Even New Yorkers greeted the announcement with a gasp of surprise. The city had nearly 200,000 families "on the dole" and 150,000 persons on work relief. And, as some suggested: "Big expositions are usually an outgrowth of civic pride and of this quality New York has shown little consciousness."

And a few New Yorkers willingly conceded a world's fair to Chicago, as long as The Big Apple kept the world's series. But The New York Times countered: "A world's fair for New York in 1939 stirs the imagination." The only possible drawback – another world war.

But the corporation predicted big returns. "Careful estimates by engineering experts" indicated a minimum attendance of 40,000,000 with a "reasonable hope" of 50,000,000. And "an even larger attendance is not an impossibility." These enthusiastic projections would result in a profit of not less than $8,269,555!

A few weeks later the corporation named Grover Whalen its president and George McAneny the chairman of the board of directors. Initially Whalen boasted of being a "dollar-a-year man" but later reports indicated he received $75,000 a year with $25,000 in expenses.

Shadgen and Roosevelt received corporation employment at identical salaries – $625 a month. Roosevelt served as the Director of Foreign Participation. (He worked for the fair from March 1, 1936 to its conclusion on October 31, 1940, drawing $34, 375 for his services. He no longer lived at the Y.)

And as the fair's corporation shunted Shadgen and Roosevelt aside, they quickly altered the tone of the fair. Humorist Irvin S. Cobb noted: "It's customary before launching a world's fair or an exposition or whatever they may call it, to hang the excuse for same on some great event in history and then forget all about the thing that the show is supposed to commemorate in the excitement to see Sally Rand unveiled."

Grover Whalen professed: "We had to find an idea on which to peg the fair. We wanted something different from any fair that had ever been undertaken before." To that end, a year after its incorporation, the fair announced its new theme "Building the World of Tomorrow." Even that theme didn't last long, as the "Building the" was soon dropped. So, after the fair's opening, the loneliest figure on the Flushing Meadows fairgrounds was the thirty-eight foot statue of George Washington.

For nine months the corporation employed Joseph Shadgen, the "Father of the Fair," in its engineering department. "I had nothing to do and sat at my desk from 9 A.M. until 5 P.M. That was like being in jail for a man of my temperament." Complaints that he only sharpened pencils drew a dismissal notice from general manager W. Earle Andrews.
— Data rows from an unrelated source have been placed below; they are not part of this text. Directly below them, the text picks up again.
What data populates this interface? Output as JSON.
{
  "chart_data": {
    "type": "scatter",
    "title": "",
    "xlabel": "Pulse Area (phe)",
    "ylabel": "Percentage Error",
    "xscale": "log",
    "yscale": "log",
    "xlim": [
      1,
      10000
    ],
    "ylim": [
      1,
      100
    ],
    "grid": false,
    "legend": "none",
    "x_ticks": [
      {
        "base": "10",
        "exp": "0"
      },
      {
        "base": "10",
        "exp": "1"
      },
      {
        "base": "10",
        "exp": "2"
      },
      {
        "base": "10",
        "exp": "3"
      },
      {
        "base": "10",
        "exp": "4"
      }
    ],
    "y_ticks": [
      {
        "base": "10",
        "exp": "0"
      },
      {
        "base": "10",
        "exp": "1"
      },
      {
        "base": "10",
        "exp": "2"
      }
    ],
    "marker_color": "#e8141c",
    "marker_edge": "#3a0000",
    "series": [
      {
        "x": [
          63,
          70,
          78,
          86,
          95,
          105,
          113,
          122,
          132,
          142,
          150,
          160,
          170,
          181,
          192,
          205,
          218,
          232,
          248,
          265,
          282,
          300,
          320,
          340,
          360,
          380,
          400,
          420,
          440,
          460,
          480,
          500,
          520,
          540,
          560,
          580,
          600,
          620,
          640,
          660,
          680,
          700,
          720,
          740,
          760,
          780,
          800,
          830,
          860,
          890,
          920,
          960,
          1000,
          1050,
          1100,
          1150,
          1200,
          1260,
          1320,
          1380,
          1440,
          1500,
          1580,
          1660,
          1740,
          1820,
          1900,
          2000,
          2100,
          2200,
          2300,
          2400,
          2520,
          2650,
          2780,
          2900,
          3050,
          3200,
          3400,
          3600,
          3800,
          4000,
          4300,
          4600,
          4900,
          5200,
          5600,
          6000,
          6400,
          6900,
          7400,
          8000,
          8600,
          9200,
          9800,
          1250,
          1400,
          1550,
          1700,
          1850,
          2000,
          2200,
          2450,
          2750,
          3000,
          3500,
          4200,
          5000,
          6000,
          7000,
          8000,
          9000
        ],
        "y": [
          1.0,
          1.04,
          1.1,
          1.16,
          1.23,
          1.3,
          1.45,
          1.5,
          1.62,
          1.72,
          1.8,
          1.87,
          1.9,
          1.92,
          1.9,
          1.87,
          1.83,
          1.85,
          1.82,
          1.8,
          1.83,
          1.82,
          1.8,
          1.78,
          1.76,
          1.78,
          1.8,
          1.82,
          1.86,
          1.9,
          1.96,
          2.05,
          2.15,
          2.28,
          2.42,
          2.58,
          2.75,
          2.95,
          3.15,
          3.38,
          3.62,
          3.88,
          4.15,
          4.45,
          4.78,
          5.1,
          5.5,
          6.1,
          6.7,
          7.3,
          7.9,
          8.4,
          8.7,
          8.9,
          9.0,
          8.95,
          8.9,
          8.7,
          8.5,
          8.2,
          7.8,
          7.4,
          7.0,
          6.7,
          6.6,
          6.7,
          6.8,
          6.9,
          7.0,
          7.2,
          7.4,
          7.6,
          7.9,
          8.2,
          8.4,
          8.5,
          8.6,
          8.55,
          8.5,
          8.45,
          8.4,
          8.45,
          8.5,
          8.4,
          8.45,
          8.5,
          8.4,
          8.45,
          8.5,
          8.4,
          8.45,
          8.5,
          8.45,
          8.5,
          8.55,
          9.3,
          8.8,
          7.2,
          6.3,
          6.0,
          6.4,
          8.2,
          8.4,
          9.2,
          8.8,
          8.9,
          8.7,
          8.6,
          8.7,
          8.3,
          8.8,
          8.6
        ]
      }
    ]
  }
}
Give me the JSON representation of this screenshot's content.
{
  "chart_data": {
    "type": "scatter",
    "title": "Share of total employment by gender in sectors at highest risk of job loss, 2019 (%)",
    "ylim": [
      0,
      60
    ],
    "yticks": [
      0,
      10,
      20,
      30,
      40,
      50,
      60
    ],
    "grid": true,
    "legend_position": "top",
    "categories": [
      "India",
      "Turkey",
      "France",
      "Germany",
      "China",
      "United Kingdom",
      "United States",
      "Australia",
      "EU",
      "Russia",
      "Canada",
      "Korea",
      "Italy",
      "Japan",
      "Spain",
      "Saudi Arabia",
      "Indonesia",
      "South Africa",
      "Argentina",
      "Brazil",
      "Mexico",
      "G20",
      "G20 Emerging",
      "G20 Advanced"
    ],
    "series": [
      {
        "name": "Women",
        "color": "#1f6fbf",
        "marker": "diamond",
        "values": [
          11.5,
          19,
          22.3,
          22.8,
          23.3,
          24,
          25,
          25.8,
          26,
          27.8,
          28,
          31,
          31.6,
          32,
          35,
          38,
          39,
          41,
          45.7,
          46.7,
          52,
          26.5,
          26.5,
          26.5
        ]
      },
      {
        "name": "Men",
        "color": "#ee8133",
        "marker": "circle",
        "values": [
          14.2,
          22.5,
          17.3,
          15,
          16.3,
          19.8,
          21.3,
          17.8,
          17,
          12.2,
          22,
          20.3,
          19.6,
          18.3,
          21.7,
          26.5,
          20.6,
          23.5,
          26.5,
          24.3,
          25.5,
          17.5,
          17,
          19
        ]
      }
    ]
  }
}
Undeterred by the fact he had signed away all rights to his idea, Shadgen hired Queens attorney Nathan A. Goldenthall and sued the fair corporation for $1,000,000. The corporation and Shadgen eventually arrived at a settlement of $45,000. Very bitter, Shadgen proclaimed: "We won't go anywhere near the place. they pirated our idea. Let them enjoy their party. And Mrs. Shadgen bristled: "We've been treated so badly that we can never forgive."

When the fair closed in 1940, Shadgen admitted to visiting the Luxemburg exhibit the day before the fair's official opening in 1939, but, he never set foot on the grounds again. "I have had no wish to see it. To me it is sometimes like a bad dream – other times, just one of those very, very funny stories that can happen in the big city."